TSE:TD
This summary was created by AI, based on 64 opinions in the last 12 months.
Toronto-Dominion Bank (TD) has shown remarkable resilience since the fallout from its money laundering penalties, recovering significantly and achieving record earnings in the last quarter. However, despite this recovery, many analysts express concern about its current valuation, noting that it trades at high PE multiples compared to historical norms for Canadian banks. The consensus indicates a prevailing belief that TD is slightly overvalued, with suggestions to trim positions rather than buy more at this stage. While the bank's strong fundamentals, solid dividends, and potential for growth in the Canadian market are highlighted, regulatory constraints in the US and diminishing growth prospects are factors pushing some investors to reconsider their positions. Overall, TD's stock performance reflects the ongoing challenges and opportunities within the Canadian banking sector.
This is his pick for income-seeking investors. Not a ton of robust growth in Canada, US growth has been curtailed. You don't buy this for growth. You're going to collect your dividend, over 3-5 years you're waiting for some kind of multiple expansion, and your total return should be quite good. Lowest PE multiple of the peer group. Protected dividend, great capital position.
Still a great domestic franchise, and they'll figure things out in the US. One thing they have to consider is exiting the US completely. Canadian banks have all had a history with the biggest underperformer being the next outperformer (think CIBC). Yield is 6%.
She sold some shares after the penalty was announced, because the measures would cap their US growth, an attractive area for growth. Their discounted valuation reflected concerns. They can still grow in Canada. It trades under 10x PE and the dividend is over 5%. If TD can get their act together and grow earnings, she PE could rise.
Earnings disappointed today, withdrawing some guidance. Not looking good from a fundamental perspective. He thinks they're just getting rid of all the bad stuff at this point, a clean sweep for the new CEO.

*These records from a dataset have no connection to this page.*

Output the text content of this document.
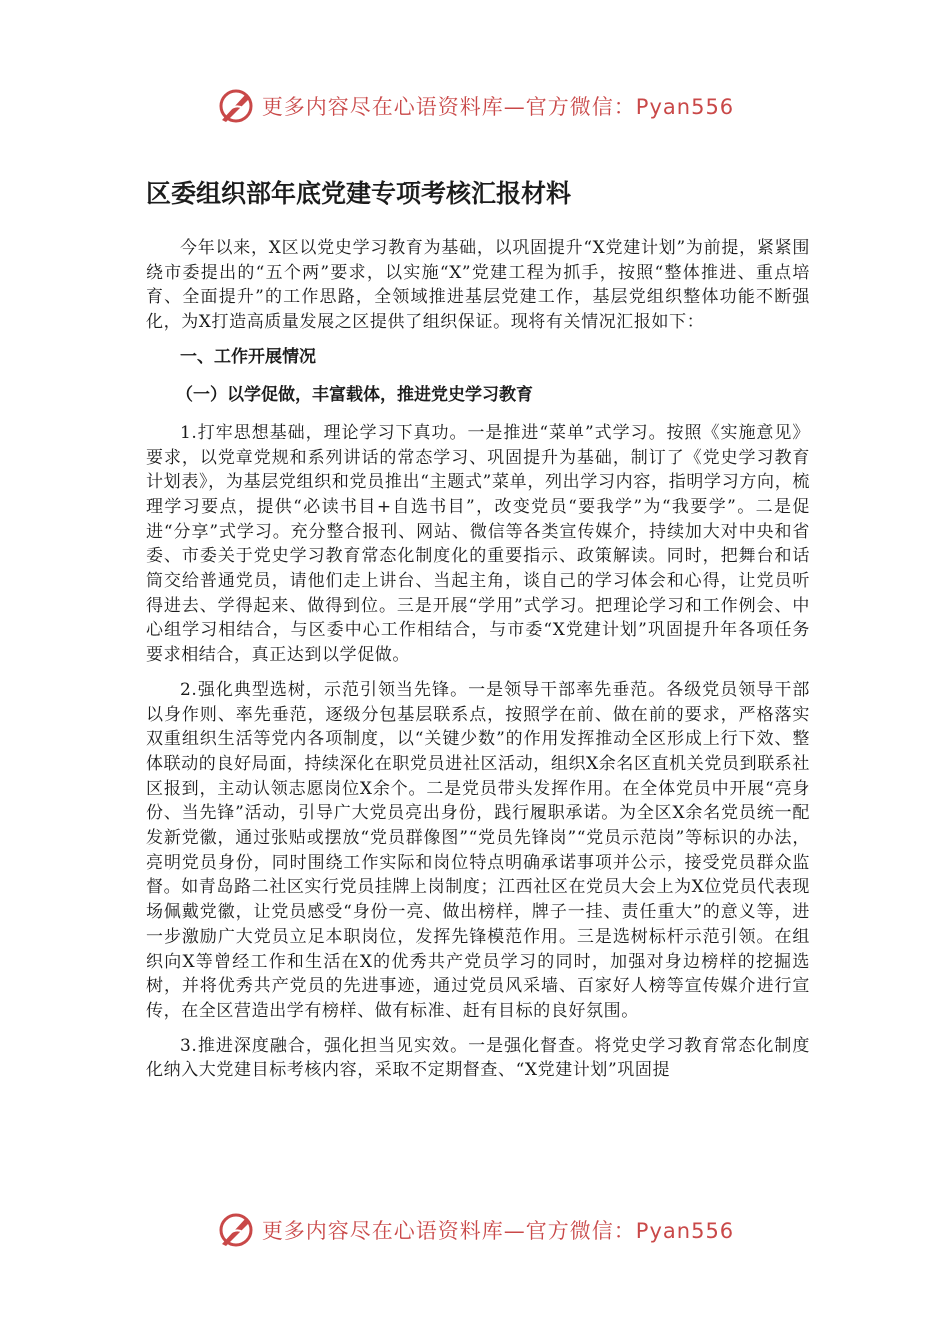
更多内容尽在心语资料库—官方微信：Pyan556
区委组织部年底党建专项考核汇报材料

今年以来，X区以党史学习教育为基础，以巩固提升“X党建计划”为前提，紧紧围绕市委提出的“五个两”要求，以实施“X”党建工程为抓手，按照“整体推进、重点培育、全面提升”的工作思路，全领域推进基层党建工作，基层党组织整体功能不断强化，为X打造高质量发展之区提供了组织保证。现将有关情况汇报如下：

一、工作开展情况
（一）以学促做，丰富载体，推进党史学习教育

1.打牢思想基础，理论学习下真功。一是推进“菜单”式学习。按照《实施意见》要求，以党章党规和系列讲话的常态学习、巩固提升为基础，制订了《党史学习教育计划表》，为基层党组织和党员推出“主题式”菜单，列出学习内容，指明学习方向，梳理学习要点，提供“必读书目+自选书目”，改变党员“要我学”为“我要学”。二是促进“分享”式学习。充分整合报刊、网站、微信等各类宣传媒介，持续加大对中央和省委、市委关于党史学习教育常态化制度化的重要指示、政策解读。同时，把舞台和话筒交给普通党员，请他们走上讲台、当起主角，谈自己的学习体会和心得，让党员听得进去、学得起来、做得到位。三是开展“学用”式学习。把理论学习和工作例会、中心组学习相结合，与区委中心工作相结合，与市委“X党建计划”巩固提升年各项任务要求相结合，真正达到以学促做。

2.强化典型选树，示范引领当先锋。一是领导干部率先垂范。各级党员领导干部以身作则、率先垂范，逐级分包基层联系点，按照学在前、做在前的要求，严格落实双重组织生活等党内各项制度，以“关键少数”的作用发挥推动全区形成上行下效、整体联动的良好局面，持续深化在职党员进社区活动，组织X余名区直机关党员到联系社区报到，主动认领志愿岗位X余个。二是党员带头发挥作用。在全体党员中开展“亮身份、当先锋”活动，引导广大党员亮出身份，践行履职承诺。为全区X余名党员统一配发新党徽，通过张贴或摆放“党员群像图”“党员先锋岗”“党员示范岗”等标识的办法，亮明党员身份，同时围绕工作实际和岗位特点明确承诺事项并公示，接受党员群众监督。如青岛路二社区实行党员挂牌上岗制度；江西社区在党员大会上为X位党员代表现场佩戴党徽，让党员感受“身份一亮、做出榜样，牌子一挂、责任重大”的意义等，进一步激励广大党员立足本职岗位，发挥先锋模范作用。三是选树标杆示范引领。在组织向X等曾经工作和生活在X的优秀共产党员学习的同时，加强对身边榜样的挖掘选树，并将优秀共产党员的先进事迹，通过党员风采墙、百家好人榜等宣传媒介进行宣传，在全区营造出学有榜样、做有标准、赶有目标的良好氛围。

3.推进深度融合，强化担当见实效。一是强化督查。将党史学习教育常态化制度化纳入大党建目标考核内容，采取不定期督查、“X党建计划”巩固提

更多内容尽在心语资料库—官方微信：Pyan556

Technically, pulled back to the bottom of the range of support, looks like it will hold. Could have a few days of really negative performance. Once things settle down, it will meander around here a bit. Eventually, the negative news will wear off.
The fine of $3B (over $4B CAD) was mostly provisioned for in stages. Focus will be on adjusted EPS. Likes the business, though displeased with breakdown in governance and integrity. Tarnished, but not beyond redemption. Discounted valuation is compelling -- margin of safety, attractive entry point. Cautiously optimistic that the worst of the bad news is behind it.

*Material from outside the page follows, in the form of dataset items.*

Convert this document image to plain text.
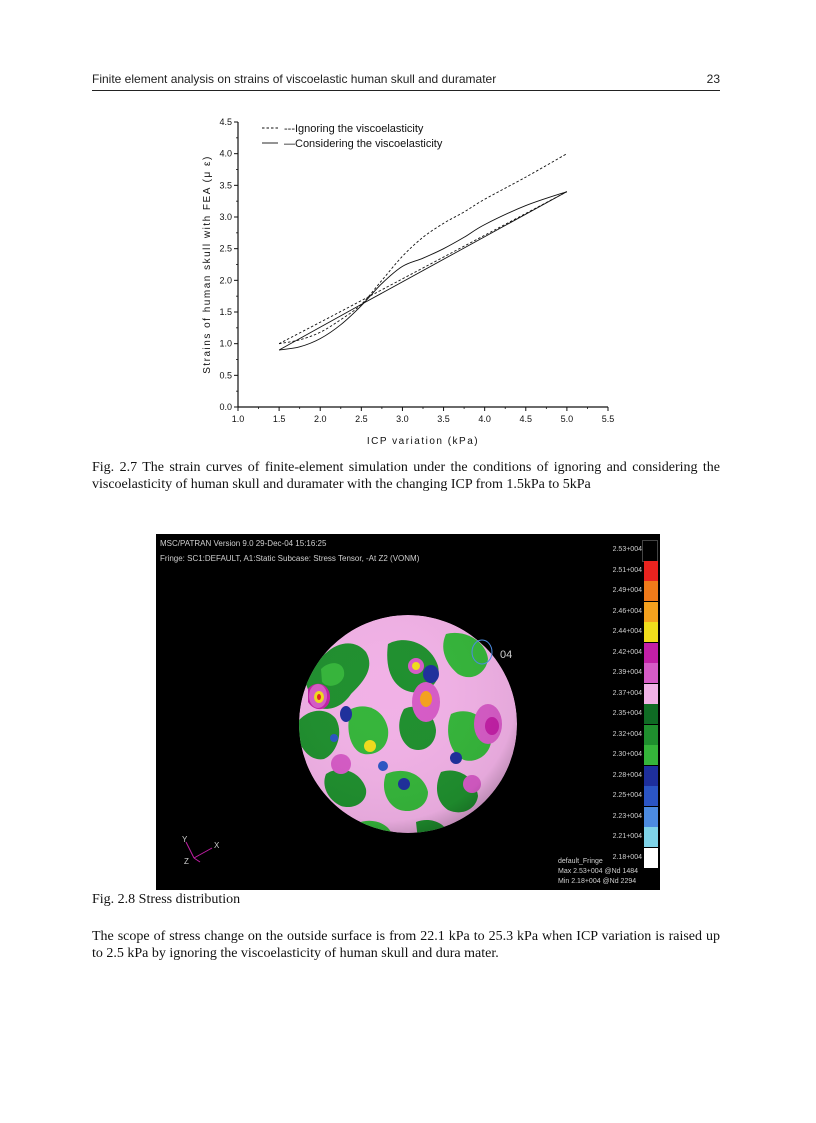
Finite element analysis on strains of viscoelastic human skull and duramater	23
1.0	1.5	2.0	2.5	3.0	3.5	4.0	4.5	5.0	5.5
0.0
0.5
1.0
1.5
2.0
2.5
3.0
3.5
4.0
4.5
ICP variation (kPa)
Strains of human skull with FEA (μ ε)
---Ignoring the viscoelasticity
—Considering the viscoelasticity
Fig. 2.7 The strain curves of finite-element simulation under the conditions of ignoring and considering the viscoelasticity of human skull and duramater with the changing ICP from 1.5kPa to 5kPa
MSC/PATRAN Version 9.0 29-Dec-04 15:16:25
Fringe: SC1:DEFAULT, A1:Static Subcase: Stress Tensor, -At Z2 (VONM)
04
Y
X
Z
2.53+004
2.51+004
2.49+004
2.46+004
2.44+004
2.42+004
2.39+004
2.37+004
2.35+004
2.32+004
2.30+004
2.28+004
2.25+004
2.23+004
2.21+004
2.18+004
default_Fringe
Max 2.53+004 @Nd 1484
Min 2.18+004 @Nd 2294
Fig. 2.8 Stress distribution
The scope of stress change on the outside surface is from 22.1 kPa to 25.3 kPa when ICP variation is raised up to 2.5 kPa by ignoring the viscoelasticity of human skull and dura mater.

Thought the fine was already priced in, so he was surprised by the huge drop once announced. Big issue is that US franchise was on autopilot, without the great returns from the Canadian side. A chance to reboot. Risk management should improve, and the multiple will come back. Acquisitions are restricted. Lots of capital on hand.
Not a high multiple at 1.2x book, 10x PE. Probably can't buy it any cheaper. Yield is over 5%.

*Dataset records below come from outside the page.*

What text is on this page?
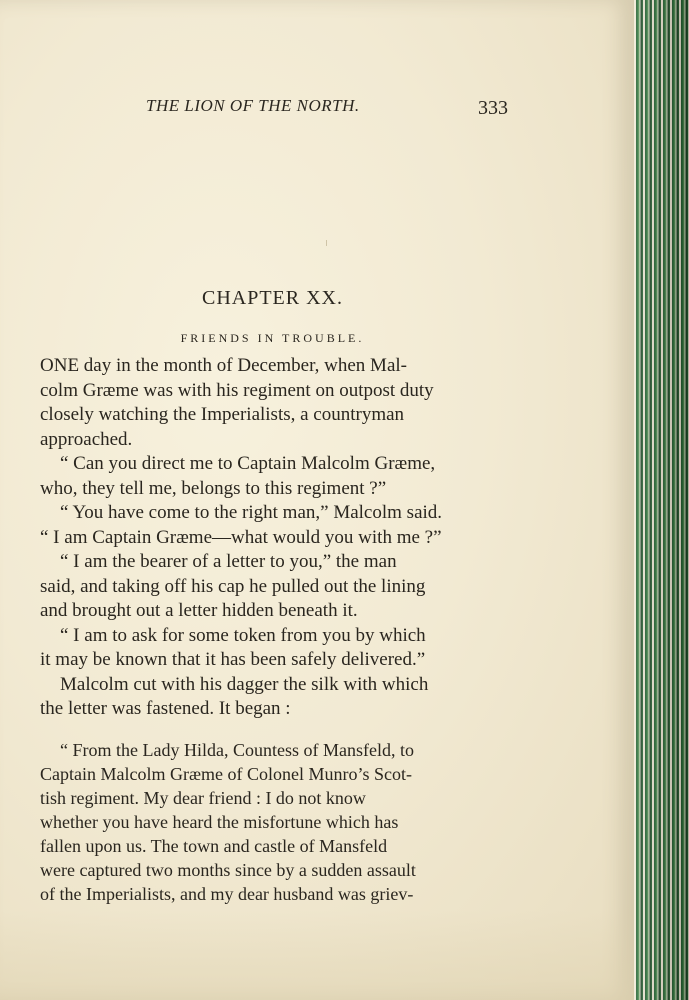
THE LION OF THE NORTH.	333
CHAPTER XX.
FRIENDS IN TROUBLE.
ONE day in the month of December, when Mal-
colm Græme was with his regiment on outpost duty
closely watching the Imperialists, a countryman
approached.
“ Can you direct me to Captain Malcolm Græme,
who, they tell me, belongs to this regiment ?”
“ You have come to the right man,” Malcolm said.
“ I am Captain Græme—what would you with me ?”
“ I am the bearer of a letter to you,” the man
said, and taking off his cap he pulled out the lining
and brought out a letter hidden beneath it.
“ I am to ask for some token from you by which
it may be known that it has been safely delivered.”
Malcolm cut with his dagger the silk with which
the letter was fastened. It began :
“ From the Lady Hilda, Countess of Mansfeld, to
Captain Malcolm Græme of Colonel Munro’s Scot-
tish regiment. My dear friend : I do not know
whether you have heard the misfortune which has
fallen upon us. The town and castle of Mansfeld
were captured two months since by a sudden assault
of the Imperialists, and my dear husband was griev-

It has come way down with the money laundering scandal. It decided what it will pay but the stock dropped again so it has been doubly punished. Now trading below 10X - the valuation and dividend are OK. Has a new CEO and will manage the U.S. situation OK so could be fine over time. Any positive news could cause it to head back up so it is buyable.
Lowest multiple of the peer group. Lots of negative sentiment has put it under pressure, which might give a bit more upside over the longer term, while still providing you with income.